Неестественные, но могучие силы кажущегося прогресса сопротивлялись такому возможному будущему и сознательно, и инстинктивно. И их сопротивление было тем успешнее, чем больше разногласий возникало между великими европейскими народами.
Англо-германские противоречия были, конечно, налицо. Если раньше «мастерской мира» считалась Англия, то теперь это определение подходило уже скорее Германии. Германский экспорт рос так быстро, что к концу XIX века удивление англичан, смешанное с досадой, сменилось, по их собственному признанию, паникой. Англичане мешали немцам в Турции, а немцы им — в Южной Африке.

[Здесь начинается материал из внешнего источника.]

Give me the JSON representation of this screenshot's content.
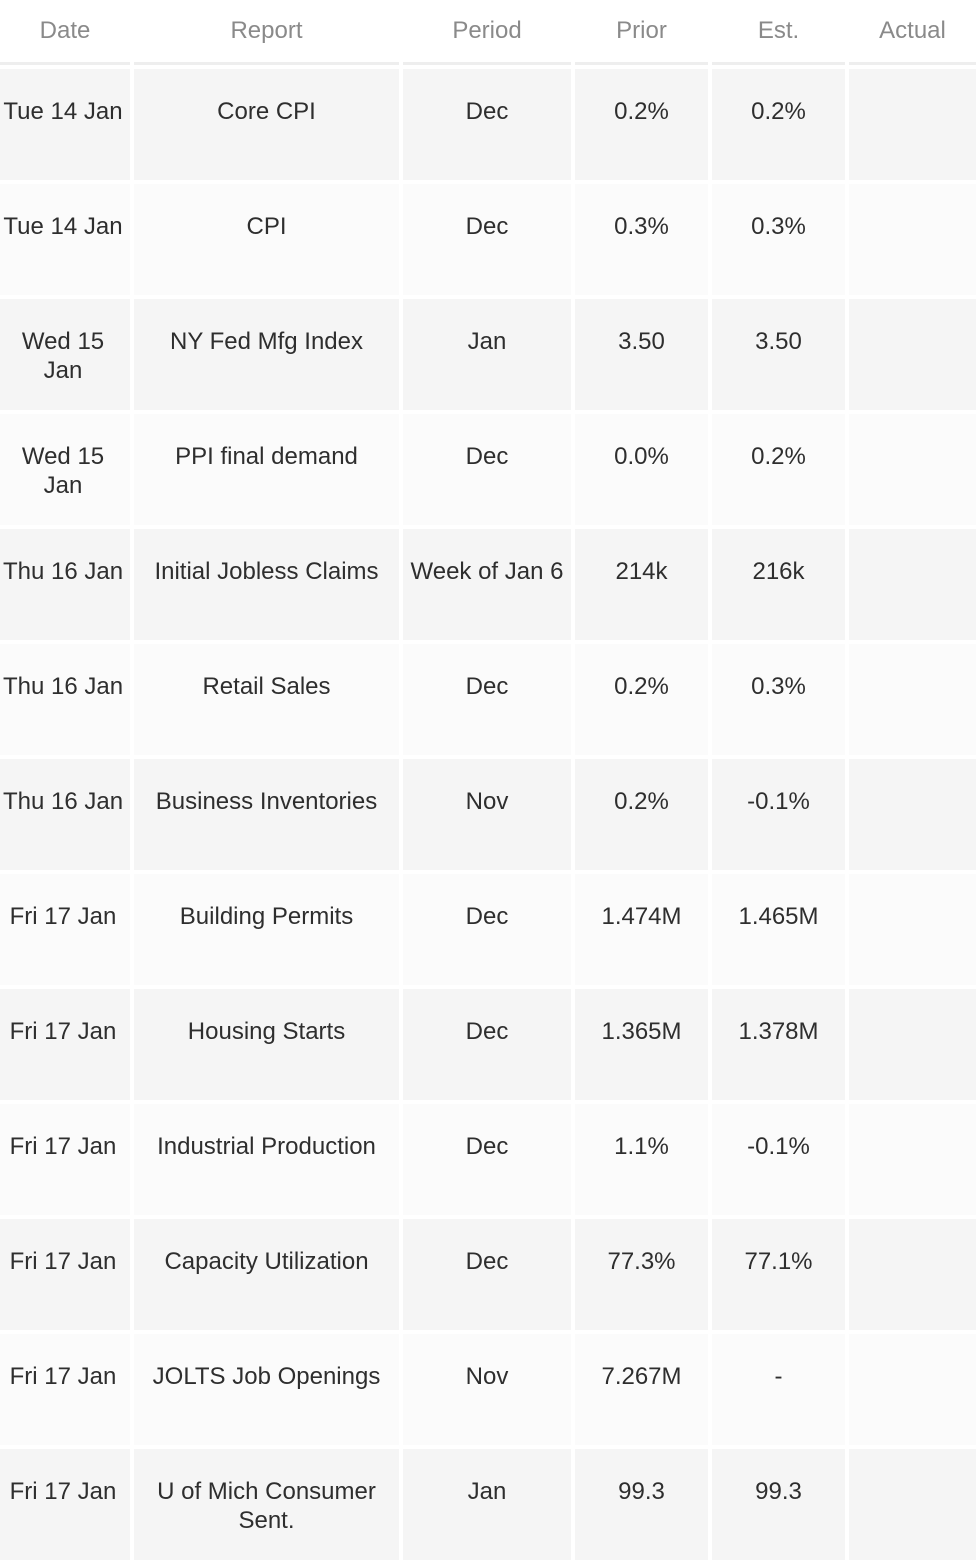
{
  "table": {
    "headers": {
      "date": "Date",
      "report": "Report",
      "period": "Period",
      "prior": "Prior",
      "est": "Est.",
      "actual": "Actual"
    },
    "rows": [
      {
        "date": "Tue 14 Jan",
        "report": "Core CPI",
        "period": "Dec",
        "prior": "0.2%",
        "est": "0.2%",
        "actual": ""
      },
      {
        "date": "Tue 14 Jan",
        "report": "CPI",
        "period": "Dec",
        "prior": "0.3%",
        "est": "0.3%",
        "actual": ""
      },
      {
        "date": "Wed 15 Jan",
        "report": "NY Fed Mfg Index",
        "period": "Jan",
        "prior": "3.50",
        "est": "3.50",
        "actual": ""
      },
      {
        "date": "Wed 15 Jan",
        "report": "PPI final demand",
        "period": "Dec",
        "prior": "0.0%",
        "est": "0.2%",
        "actual": ""
      },
      {
        "date": "Thu 16 Jan",
        "report": "Initial Jobless Claims",
        "period": "Week of Jan 6",
        "prior": "214k",
        "est": "216k",
        "actual": ""
      },
      {
        "date": "Thu 16 Jan",
        "report": "Retail Sales",
        "period": "Dec",
        "prior": "0.2%",
        "est": "0.3%",
        "actual": ""
      },
      {
        "date": "Thu 16 Jan",
        "report": "Business Inventories",
        "period": "Nov",
        "prior": "0.2%",
        "est": "-0.1%",
        "actual": ""
      },
      {
        "date": "Fri 17 Jan",
        "report": "Building Permits",
        "period": "Dec",
        "prior": "1.474M",
        "est": "1.465M",
        "actual": ""
      },
      {
        "date": "Fri 17 Jan",
        "report": "Housing Starts",
        "period": "Dec",
        "prior": "1.365M",
        "est": "1.378M",
        "actual": ""
      },
      {
        "date": "Fri 17 Jan",
        "report": "Industrial Production",
        "period": "Dec",
        "prior": "1.1%",
        "est": "-0.1%",
        "actual": ""
      },
      {
        "date": "Fri 17 Jan",
        "report": "Capacity Utilization",
        "period": "Dec",
        "prior": "77.3%",
        "est": "77.1%",
        "actual": ""
      },
      {
        "date": "Fri 17 Jan",
        "report": "JOLTS Job Openings",
        "period": "Nov",
        "prior": "7.267M",
        "est": "-",
        "actual": ""
      },
      {
        "date": "Fri 17 Jan",
        "report": "U of Mich Consumer Sent.",
        "period": "Jan",
        "prior": "99.3",
        "est": "99.3",
        "actual": ""
      }
    ]
  }
}
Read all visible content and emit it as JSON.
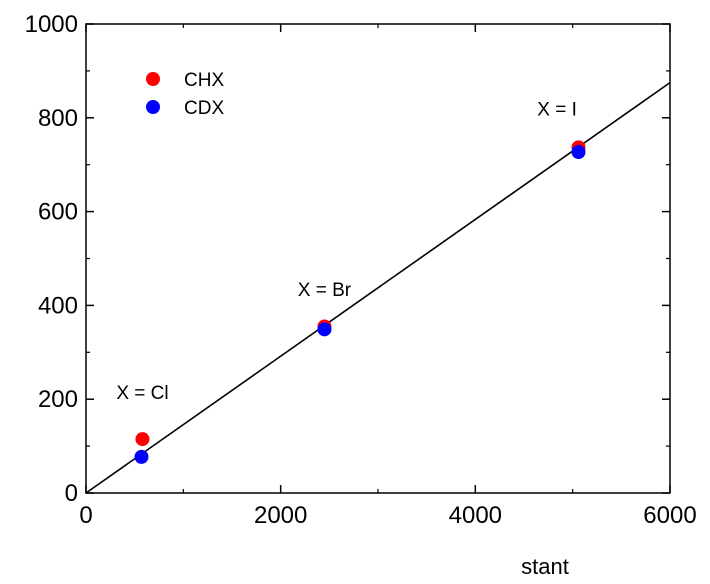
{
  "chart_data": {
    "type": "scatter",
    "title": "",
    "xlabel": "stant",
    "ylabel": "",
    "xlim": [
      0,
      6000
    ],
    "ylim": [
      0,
      1000
    ],
    "xticks": [
      0,
      2000,
      4000,
      6000
    ],
    "yticks": [
      0,
      200,
      400,
      600,
      800,
      1000
    ],
    "grid": false,
    "legend": {
      "placement": "top-left"
    },
    "series": [
      {
        "name": "CHX",
        "color": "#ff0000",
        "x": [
          580,
          2450,
          5060
        ],
        "y": [
          115,
          355,
          737
        ]
      },
      {
        "name": "CDX",
        "color": "#0000ff",
        "x": [
          570,
          2450,
          5060
        ],
        "y": [
          77,
          349,
          727
        ]
      }
    ],
    "fit_line": {
      "x": [
        0,
        6000
      ],
      "y": [
        0,
        875
      ],
      "color": "#000000"
    },
    "annotations": [
      {
        "text": "X = Cl",
        "x": 580,
        "y": 200
      },
      {
        "text": "X = Br",
        "x": 2450,
        "y": 420
      },
      {
        "text": "X = I",
        "x": 4840,
        "y": 805
      }
    ]
  }
}
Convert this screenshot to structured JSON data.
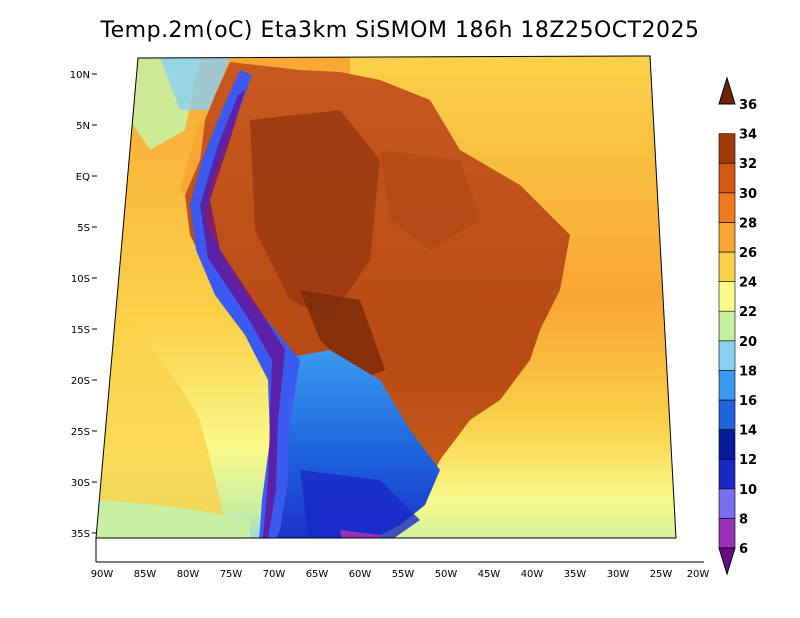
{
  "title": "Temp.2m(oC) Eta3km SiSMOM 186h 18Z25OCT2025",
  "lat_labels": [
    "10N",
    "5N",
    "EQ",
    "5S",
    "10S",
    "15S",
    "20S",
    "25S",
    "30S",
    "35S"
  ],
  "lon_labels": [
    "90W",
    "85W",
    "80W",
    "75W",
    "70W",
    "65W",
    "60W",
    "55W",
    "50W",
    "45W",
    "40W",
    "35W",
    "30W",
    "25W",
    "20W"
  ],
  "colorbar": {
    "labels": [
      "6",
      "8",
      "10",
      "12",
      "14",
      "16",
      "18",
      "20",
      "22",
      "24",
      "26",
      "28",
      "30",
      "32",
      "34",
      "36"
    ],
    "colors": [
      "#6a0a8a",
      "#9a30b8",
      "#7a6ef0",
      "#1a28c8",
      "#0a1aa0",
      "#1e64dc",
      "#3a9af0",
      "#8ad0f5",
      "#c8f0a0",
      "#fafa8a",
      "#fad24a",
      "#faa632",
      "#f07a1e",
      "#d25a14",
      "#a03a0a",
      "#6e2208"
    ]
  },
  "colors": {
    "ocean_warm": "#faa632",
    "ocean_mid": "#fad24a",
    "ocean_cool": "#fafa8a",
    "ocean_cold": "#c8f0a0",
    "land_hot": "#c8581e",
    "land_very_hot": "#9a3a10",
    "andes": "#3a5af0",
    "patagonia": "#3a9af0"
  }
}
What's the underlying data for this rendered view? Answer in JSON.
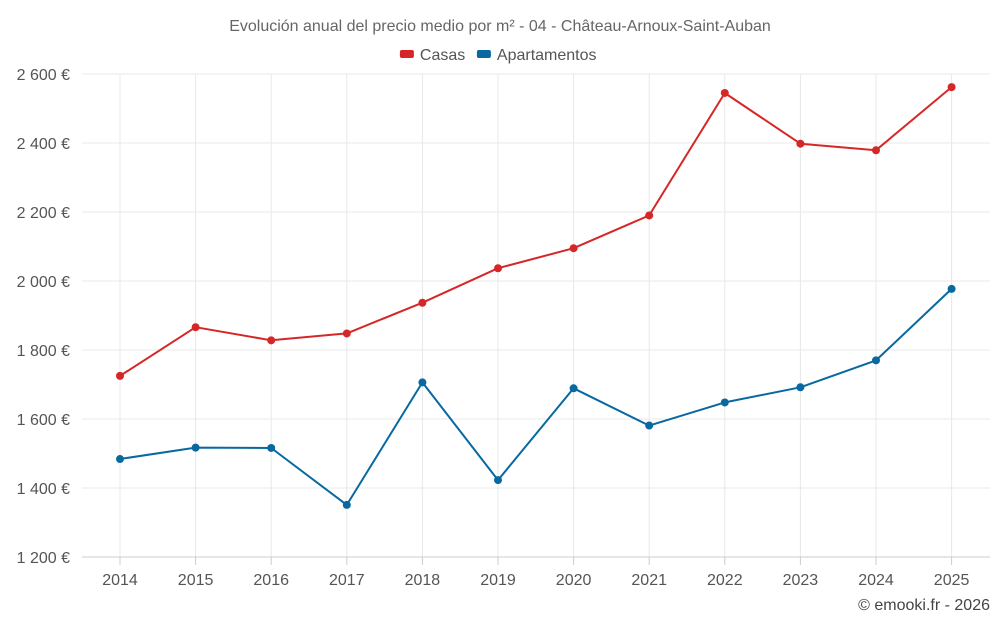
{
  "chart_data": {
    "type": "line",
    "title": "Evolución anual del precio medio por m² - 04 - Château-Arnoux-Saint-Auban",
    "categories": [
      "2014",
      "2015",
      "2016",
      "2017",
      "2018",
      "2019",
      "2020",
      "2021",
      "2022",
      "2023",
      "2024",
      "2025"
    ],
    "ylim": [
      1200,
      2600
    ],
    "yticks": [
      1200,
      1400,
      1600,
      1800,
      2000,
      2200,
      2400,
      2600
    ],
    "ytick_labels": [
      "1 200 €",
      "1 400 €",
      "1 600 €",
      "1 800 €",
      "2 000 €",
      "2 200 €",
      "2 400 €",
      "2 600 €"
    ],
    "legend_position": "top-center",
    "grid": true,
    "series": [
      {
        "name": "Casas",
        "color": "#d62728",
        "values": [
          1725,
          1866,
          1828,
          1848,
          1937,
          2037,
          2095,
          2190,
          2545,
          2398,
          2379,
          2562
        ]
      },
      {
        "name": "Apartamentos",
        "color": "#0868a0",
        "values": [
          1484,
          1517,
          1516,
          1351,
          1706,
          1423,
          1689,
          1581,
          1648,
          1692,
          1770,
          1977
        ]
      }
    ]
  },
  "credit": "© emooki.fr - 2026"
}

И такие конфликтные точки множились: Дальний Восток, Китай, Стамбул и Багдад. Расстояния на земном шаре оставались прежними, но резко выросли скорости перемещения людей, грузов, оружия и информации. Конфликт между двумя соседями мог возникнуть за тысячи миль от них и стать известным в столицах враждующих сторон не позднее чем через сутки. И раз уж Британская империя была всемирной, а Германский рейх стремился к тому же, то и сталкивались они лбами постоянно.
Пангерманский союз был настроен решительно антианглийски (он, правда, вообще был настроен «анти-…» по отношению к любой стране, кроме собственной), а лондонская «Сатердей ревью» не менее категорично утверждала: «Германия должна быть уничтожена»…
Всё это так. Однако объективно главным империалистическим конкурентом и Англии, и Германии оставались все-таки Соединенные Штаты. Конечно, Англия могла попытаться решительно ослабить Германию, столкнув ее с Францией, но тогда она оказалась бы один на один с Америкой, надежно защищенной океаном от военного нападения.
Конечно, Германия могла утверждать себя в Европе и далее силой меча. Но в конце концов она проигрывала бы той же далекой Америке, не растрачивающей силы в истощающей лихорадке войны.